One of the report’s recommendations is that countries must hike their “labor intensity” — which McKinsey defines as “weekly hours worked per person” — to compensate for increased dependency ratios (that is, the ratio of youth and elderly to the working-age population, a purely demographic measure that approximates the ratio of nonworkers to workers in the economy). Essentially, McKinsey is advocating extending working hours for the average worker in order to boost economic growth rates given lower population growth.
But the McKinsey report has other recommendations too. Aging populations mean that, other things being equal, retirees will make up a bigger share of the overall populace. For McKinsey, this is a problem to be solved. In their words, this means “creatively managing an older workforce to sustain productivity.” Striking a philosophical note, the authors say that “the concept of retirement has blurred and may become an outdated construct altogether with societal participation later in life.” (An example of measures the authors have in mind to dragoon would-be retirees into the workforce: “CVS, the drugstore chain, is tapping some of its older customers to be employees through a program called Talent Is Ageless.”)
For those who might frustrate McKinsey’s expectations by continuing to actually retire, their consultants have ideas for them too. Future retirees might decrease the amount they could potentially withdraw from their countries’ pension systems by retiring later, or not having a guaranteed pension in the first place: “Countries across the developed world have opened conversations on changes ranging from increasing the statutory retirement age to switching to defined-contribution systems, in which retirement benefits are calculated based on the money paid into the program.”

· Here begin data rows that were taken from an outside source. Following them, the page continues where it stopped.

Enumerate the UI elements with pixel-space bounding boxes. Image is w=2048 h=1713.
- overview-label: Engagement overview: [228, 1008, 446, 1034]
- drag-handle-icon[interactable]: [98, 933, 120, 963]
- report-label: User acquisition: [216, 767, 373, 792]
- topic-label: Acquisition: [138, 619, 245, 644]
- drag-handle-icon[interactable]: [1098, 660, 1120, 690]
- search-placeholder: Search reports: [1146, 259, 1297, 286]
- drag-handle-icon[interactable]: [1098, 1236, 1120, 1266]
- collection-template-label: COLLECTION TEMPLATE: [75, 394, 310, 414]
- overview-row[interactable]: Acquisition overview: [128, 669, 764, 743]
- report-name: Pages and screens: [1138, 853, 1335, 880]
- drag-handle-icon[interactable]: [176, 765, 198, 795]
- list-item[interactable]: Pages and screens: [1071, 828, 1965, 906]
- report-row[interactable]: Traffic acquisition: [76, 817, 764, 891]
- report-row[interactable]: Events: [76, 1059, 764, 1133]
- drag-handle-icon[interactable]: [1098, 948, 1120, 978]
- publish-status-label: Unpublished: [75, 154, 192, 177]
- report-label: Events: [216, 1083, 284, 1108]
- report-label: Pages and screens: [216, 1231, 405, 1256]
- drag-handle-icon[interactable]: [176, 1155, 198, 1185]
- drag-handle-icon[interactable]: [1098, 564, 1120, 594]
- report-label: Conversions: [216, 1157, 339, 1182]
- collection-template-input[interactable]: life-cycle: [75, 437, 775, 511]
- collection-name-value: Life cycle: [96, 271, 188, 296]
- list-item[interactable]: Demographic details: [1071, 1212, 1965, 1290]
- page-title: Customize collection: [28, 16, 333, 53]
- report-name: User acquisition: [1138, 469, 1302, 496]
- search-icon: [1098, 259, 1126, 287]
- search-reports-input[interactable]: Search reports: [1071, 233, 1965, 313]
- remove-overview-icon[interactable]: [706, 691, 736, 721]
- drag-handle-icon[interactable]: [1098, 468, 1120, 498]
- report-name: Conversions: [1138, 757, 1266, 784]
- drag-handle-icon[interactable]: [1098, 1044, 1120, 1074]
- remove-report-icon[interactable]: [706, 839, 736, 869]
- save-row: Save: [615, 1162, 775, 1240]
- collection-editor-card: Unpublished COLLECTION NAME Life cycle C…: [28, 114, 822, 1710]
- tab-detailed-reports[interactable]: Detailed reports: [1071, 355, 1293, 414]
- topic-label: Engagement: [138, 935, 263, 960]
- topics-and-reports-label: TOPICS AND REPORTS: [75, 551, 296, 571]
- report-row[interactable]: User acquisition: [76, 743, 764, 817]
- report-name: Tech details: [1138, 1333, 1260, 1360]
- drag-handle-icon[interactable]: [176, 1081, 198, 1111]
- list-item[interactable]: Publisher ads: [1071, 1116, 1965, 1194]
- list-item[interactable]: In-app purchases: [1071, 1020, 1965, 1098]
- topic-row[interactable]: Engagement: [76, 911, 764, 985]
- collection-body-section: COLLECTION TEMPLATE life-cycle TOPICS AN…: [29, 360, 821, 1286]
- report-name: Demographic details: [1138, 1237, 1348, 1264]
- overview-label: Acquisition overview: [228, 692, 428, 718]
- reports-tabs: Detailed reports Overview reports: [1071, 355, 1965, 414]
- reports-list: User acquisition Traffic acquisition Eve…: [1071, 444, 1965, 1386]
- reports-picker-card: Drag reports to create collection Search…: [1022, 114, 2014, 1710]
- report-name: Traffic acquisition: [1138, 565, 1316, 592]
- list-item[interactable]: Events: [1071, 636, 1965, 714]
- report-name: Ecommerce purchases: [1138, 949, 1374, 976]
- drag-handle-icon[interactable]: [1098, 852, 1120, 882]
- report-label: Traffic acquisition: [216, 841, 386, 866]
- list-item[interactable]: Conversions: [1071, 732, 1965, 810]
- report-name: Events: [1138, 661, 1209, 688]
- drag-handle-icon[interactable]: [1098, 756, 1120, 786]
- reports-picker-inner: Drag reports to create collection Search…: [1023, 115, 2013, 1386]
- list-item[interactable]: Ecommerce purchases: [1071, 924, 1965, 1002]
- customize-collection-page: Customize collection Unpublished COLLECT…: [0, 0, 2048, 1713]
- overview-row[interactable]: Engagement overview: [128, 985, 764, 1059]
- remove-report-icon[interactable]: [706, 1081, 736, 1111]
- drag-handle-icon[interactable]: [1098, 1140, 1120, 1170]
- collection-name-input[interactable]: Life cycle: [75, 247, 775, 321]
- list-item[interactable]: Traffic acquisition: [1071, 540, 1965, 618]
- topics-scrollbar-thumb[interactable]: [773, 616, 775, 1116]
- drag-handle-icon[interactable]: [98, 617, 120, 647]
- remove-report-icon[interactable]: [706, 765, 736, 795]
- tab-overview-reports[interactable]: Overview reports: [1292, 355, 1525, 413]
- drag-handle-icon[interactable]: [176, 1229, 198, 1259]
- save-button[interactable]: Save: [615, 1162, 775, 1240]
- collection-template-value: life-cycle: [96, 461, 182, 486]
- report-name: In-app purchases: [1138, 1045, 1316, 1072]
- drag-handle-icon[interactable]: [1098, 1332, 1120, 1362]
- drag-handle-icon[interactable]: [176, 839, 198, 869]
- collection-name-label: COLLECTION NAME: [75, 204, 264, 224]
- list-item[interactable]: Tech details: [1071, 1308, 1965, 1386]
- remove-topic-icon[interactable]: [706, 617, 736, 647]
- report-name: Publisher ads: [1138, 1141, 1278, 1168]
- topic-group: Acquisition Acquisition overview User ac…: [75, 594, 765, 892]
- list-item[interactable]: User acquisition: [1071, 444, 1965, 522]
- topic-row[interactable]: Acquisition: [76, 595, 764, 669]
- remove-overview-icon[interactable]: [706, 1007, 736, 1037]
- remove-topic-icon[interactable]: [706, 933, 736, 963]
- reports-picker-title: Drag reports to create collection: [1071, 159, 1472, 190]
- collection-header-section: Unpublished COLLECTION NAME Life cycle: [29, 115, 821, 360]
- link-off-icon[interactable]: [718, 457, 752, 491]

There is much else in the report, and not all of the solutions the McKinsey authors suggest are straightforward attacks on worker welfare. Other recommendations include commonplace suggestions to boost GDP in response to declining fertility rates, such as reversing the fall in fertility rates, attracting more migrants, and increasing labor productivity through investment.
Also, the United States is in a less dire fiscal position than other countries that the report analyzes. The United States has a higher per capita income, labor productivity, and fertility rate (and, sadly, a lower life expectancy, at sixty-five) than the OECD average and remains an attractive destination for immigrants. Furthermore, the United States has some relatively low-hanging fruit it could pick to lower retirement costs, which have already been harvested by other countries with more developed welfare states; eliminating the waste that the private health care system incurs is one example.

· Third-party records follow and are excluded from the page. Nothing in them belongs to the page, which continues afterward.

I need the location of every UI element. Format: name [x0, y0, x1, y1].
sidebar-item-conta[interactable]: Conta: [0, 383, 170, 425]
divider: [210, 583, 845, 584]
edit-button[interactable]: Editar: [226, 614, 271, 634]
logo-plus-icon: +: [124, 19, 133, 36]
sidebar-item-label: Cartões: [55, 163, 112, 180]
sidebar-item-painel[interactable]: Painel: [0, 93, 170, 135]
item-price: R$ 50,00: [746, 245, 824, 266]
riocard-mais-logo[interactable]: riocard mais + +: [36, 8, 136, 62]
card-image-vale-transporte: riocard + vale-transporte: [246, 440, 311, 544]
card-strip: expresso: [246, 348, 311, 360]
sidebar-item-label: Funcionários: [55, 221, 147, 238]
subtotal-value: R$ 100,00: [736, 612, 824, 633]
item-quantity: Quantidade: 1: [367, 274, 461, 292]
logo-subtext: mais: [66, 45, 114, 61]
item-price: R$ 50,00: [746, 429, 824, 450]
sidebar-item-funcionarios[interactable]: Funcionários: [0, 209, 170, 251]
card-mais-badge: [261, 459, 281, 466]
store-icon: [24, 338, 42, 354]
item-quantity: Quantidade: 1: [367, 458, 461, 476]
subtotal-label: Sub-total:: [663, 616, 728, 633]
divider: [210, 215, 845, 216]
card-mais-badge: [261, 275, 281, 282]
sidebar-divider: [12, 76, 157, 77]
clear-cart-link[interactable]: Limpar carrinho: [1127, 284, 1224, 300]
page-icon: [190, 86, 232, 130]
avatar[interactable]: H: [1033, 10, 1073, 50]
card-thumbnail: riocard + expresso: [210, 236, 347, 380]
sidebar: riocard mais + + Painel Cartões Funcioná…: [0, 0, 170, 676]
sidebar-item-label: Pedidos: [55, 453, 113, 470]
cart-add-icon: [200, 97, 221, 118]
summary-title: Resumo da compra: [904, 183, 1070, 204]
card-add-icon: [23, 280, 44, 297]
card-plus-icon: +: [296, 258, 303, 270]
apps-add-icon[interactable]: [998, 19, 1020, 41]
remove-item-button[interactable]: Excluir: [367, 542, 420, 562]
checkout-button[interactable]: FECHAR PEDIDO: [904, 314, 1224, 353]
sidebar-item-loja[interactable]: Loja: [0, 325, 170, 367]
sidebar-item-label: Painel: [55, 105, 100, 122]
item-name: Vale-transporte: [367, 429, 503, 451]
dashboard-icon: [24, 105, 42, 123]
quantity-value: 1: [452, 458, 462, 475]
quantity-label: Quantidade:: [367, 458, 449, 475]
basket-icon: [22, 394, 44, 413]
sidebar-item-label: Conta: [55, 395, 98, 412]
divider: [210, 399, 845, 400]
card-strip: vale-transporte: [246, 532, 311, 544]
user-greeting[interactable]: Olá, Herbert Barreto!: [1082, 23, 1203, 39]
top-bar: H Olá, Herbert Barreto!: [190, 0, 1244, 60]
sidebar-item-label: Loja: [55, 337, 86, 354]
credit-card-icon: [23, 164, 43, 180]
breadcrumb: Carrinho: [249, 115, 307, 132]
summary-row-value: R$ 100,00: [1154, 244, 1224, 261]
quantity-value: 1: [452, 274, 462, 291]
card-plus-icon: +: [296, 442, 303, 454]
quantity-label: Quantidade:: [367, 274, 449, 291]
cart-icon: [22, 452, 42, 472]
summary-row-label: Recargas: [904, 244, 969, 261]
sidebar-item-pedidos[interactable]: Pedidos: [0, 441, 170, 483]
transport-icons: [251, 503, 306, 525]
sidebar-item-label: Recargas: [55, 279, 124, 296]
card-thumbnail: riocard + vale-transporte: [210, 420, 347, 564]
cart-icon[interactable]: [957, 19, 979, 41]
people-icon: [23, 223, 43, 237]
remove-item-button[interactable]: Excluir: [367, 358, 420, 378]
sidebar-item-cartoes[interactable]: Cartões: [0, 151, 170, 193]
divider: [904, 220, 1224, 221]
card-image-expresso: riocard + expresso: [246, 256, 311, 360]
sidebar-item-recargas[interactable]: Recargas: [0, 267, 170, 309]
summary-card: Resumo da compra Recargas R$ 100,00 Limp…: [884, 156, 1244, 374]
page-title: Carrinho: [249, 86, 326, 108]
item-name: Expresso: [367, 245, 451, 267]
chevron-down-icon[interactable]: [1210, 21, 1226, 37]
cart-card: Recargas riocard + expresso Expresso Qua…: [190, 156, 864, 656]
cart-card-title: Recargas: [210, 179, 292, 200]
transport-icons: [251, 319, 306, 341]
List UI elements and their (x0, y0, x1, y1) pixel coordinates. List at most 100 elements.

Importantly, though, the McKinsey report represents a genre of argument that will likely become more frequent in the years to come as fertility rates continue their plunge worldwide: maintaining economic growth in the context of a rising share of elderly to working-age people inevitably requires greater austerity for the working class. The Left’s response should be to reject the fatalistic framing of “demographics is destiny” and reintroduce economics and politics into the conversation.

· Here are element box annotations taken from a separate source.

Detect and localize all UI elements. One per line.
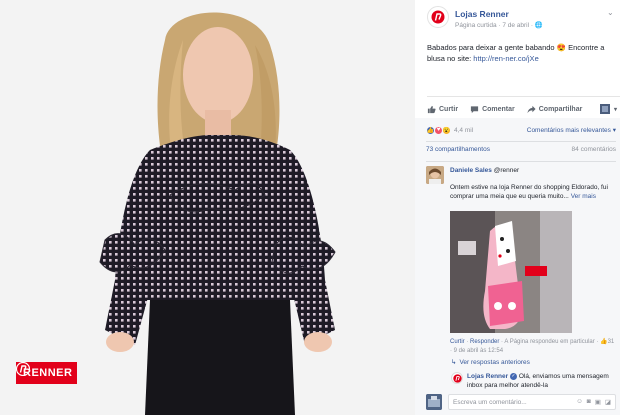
see-more-link[interactable]: Ver mais bbox=[571, 193, 596, 200]
thumbs-up-icon bbox=[427, 105, 436, 113]
comment-author-link[interactable]: Daniele Sales bbox=[450, 167, 492, 174]
comment-meta-text: · A Página respondeu em particular · bbox=[499, 339, 601, 345]
share-button[interactable]: Compartilhar bbox=[527, 105, 583, 114]
renner-logo-badge: RENNER bbox=[16, 362, 77, 384]
post-header: Lojas Renner Página curtida · 7 de abril… bbox=[427, 6, 617, 34]
globe-icon: 🌐 bbox=[534, 22, 543, 29]
comment-body: Daniele Sales @renner Ontem estive na lo… bbox=[450, 166, 616, 201]
comment-icon bbox=[470, 105, 479, 113]
caret-down-icon: ▾ bbox=[613, 106, 617, 113]
post-link[interactable]: http://ren-ner.co/jXe bbox=[473, 54, 538, 63]
comment-reply-link[interactable]: Responder bbox=[470, 339, 499, 345]
comment-photo[interactable] bbox=[450, 211, 572, 333]
post-meta: Página curtida · 7 de abril · 🌐 bbox=[455, 21, 543, 29]
comment-button[interactable]: Comentar bbox=[470, 105, 515, 114]
avatar[interactable] bbox=[426, 166, 444, 184]
stats-row: 73 compartilhamentos 84 comentários bbox=[426, 146, 616, 158]
renner-logo-text: RENNER bbox=[23, 367, 73, 379]
wow-reaction-icon: 😮 bbox=[442, 125, 451, 135]
comments-count: 84 comentários bbox=[571, 146, 616, 153]
emoji-icon[interactable]: ☺ bbox=[576, 398, 583, 406]
post-photo[interactable]: RENNER bbox=[0, 0, 415, 415]
avatar-photo bbox=[426, 166, 444, 184]
share-label: Compartilhar bbox=[538, 105, 583, 113]
composer-tools: ☺ ◙ ▣ ◪ bbox=[576, 398, 611, 406]
renner-logo-icon bbox=[431, 10, 445, 24]
camera-icon[interactable]: ◙ bbox=[587, 398, 591, 406]
chevron-down-icon[interactable]: ⌄ bbox=[607, 8, 617, 18]
post-meta-text: Página curtida · 7 de abril · bbox=[455, 22, 535, 29]
comment-label: Comentar bbox=[482, 105, 515, 113]
gif-icon[interactable]: ▣ bbox=[595, 398, 601, 406]
verified-badge-icon: ✓ bbox=[510, 372, 517, 380]
sticker-icon[interactable]: ◪ bbox=[605, 398, 611, 406]
view-previous-replies-link[interactable]: ↳ Ver respostas anteriores bbox=[451, 358, 530, 367]
profile-picture-icon bbox=[599, 104, 610, 114]
renner-logo-icon bbox=[16, 362, 30, 376]
comment-reaction-count: 31 bbox=[607, 339, 615, 345]
divider bbox=[427, 96, 620, 97]
comment-text: Ontem estive na loja Renner do shopping … bbox=[450, 183, 616, 201]
comment-mention[interactable]: @renner bbox=[494, 167, 519, 174]
comment-meta: Curtir · Responder · A Página respondeu … bbox=[450, 339, 615, 354]
shares-count-link[interactable]: 73 compartilhamentos bbox=[426, 146, 490, 158]
page-name-link[interactable]: Lojas Renner bbox=[455, 9, 509, 19]
socks-photo bbox=[450, 211, 572, 333]
comment-like-thumb-icon: 👍 bbox=[600, 339, 608, 345]
comment-input[interactable]: Escreva um comentário... ☺ ◙ ▣ ◪ bbox=[448, 394, 616, 410]
post-actions: Curtir Comentar Compartilhar ▾ bbox=[427, 101, 617, 117]
like-label: Curtir bbox=[439, 105, 459, 113]
reaction-count[interactable]: 4,4 mil bbox=[454, 127, 473, 134]
comment-like-link[interactable]: Curtir bbox=[450, 339, 465, 345]
user-avatar-photo bbox=[426, 394, 442, 410]
like-button[interactable]: Curtir bbox=[427, 105, 458, 114]
page-avatar[interactable] bbox=[451, 372, 463, 384]
renner-logo-icon bbox=[452, 373, 462, 383]
comment-sort-dropdown[interactable]: Comentários mais relevantes ▾ bbox=[527, 126, 616, 134]
reply-body: Lojas Renner ✓ Olá, enviamos uma mensage… bbox=[467, 372, 617, 390]
divider bbox=[426, 141, 616, 142]
post-message: Babados para deixar a gente babando 😍 En… bbox=[427, 42, 615, 64]
model-photo-illustration bbox=[0, 0, 415, 415]
page-avatar[interactable] bbox=[427, 6, 449, 28]
divider bbox=[426, 161, 616, 162]
share-icon bbox=[527, 105, 536, 113]
reactions-row[interactable]: 👍 ♥ 😮 4,4 mil Comentários mais relevante… bbox=[426, 124, 616, 136]
reply-author-link[interactable]: Lojas Renner bbox=[467, 373, 508, 380]
audience-selector[interactable]: ▾ bbox=[599, 104, 617, 114]
comment-date: · 9 de abril às 12:54 bbox=[450, 348, 504, 354]
comment-input-placeholder: Escreva um comentário... bbox=[453, 398, 527, 406]
avatar bbox=[426, 394, 442, 410]
view-previous-replies-label: Ver respostas anteriores bbox=[459, 358, 530, 366]
comment-composer: Escreva um comentário... ☺ ◙ ▣ ◪ bbox=[426, 392, 616, 412]
reply-arrow-icon: ↳ bbox=[451, 359, 457, 366]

Ultimately, workers’ living standards cannot be understood currently or accurately projected into the future with reference to demography alone. Their trajectory depends on a number of other economic factors, such as the wage level, labor productivity, and workforce participation. Neglecting these components will lead to erroneously dour forecasts of workers’ living standards. Similarly, failing to recognize the impact of politics on these economic factors leads to bad arguments. Whether workers see their living standards improve or decline in coming decades will depend, in large part, on how much of the social product they can wrest for themselves.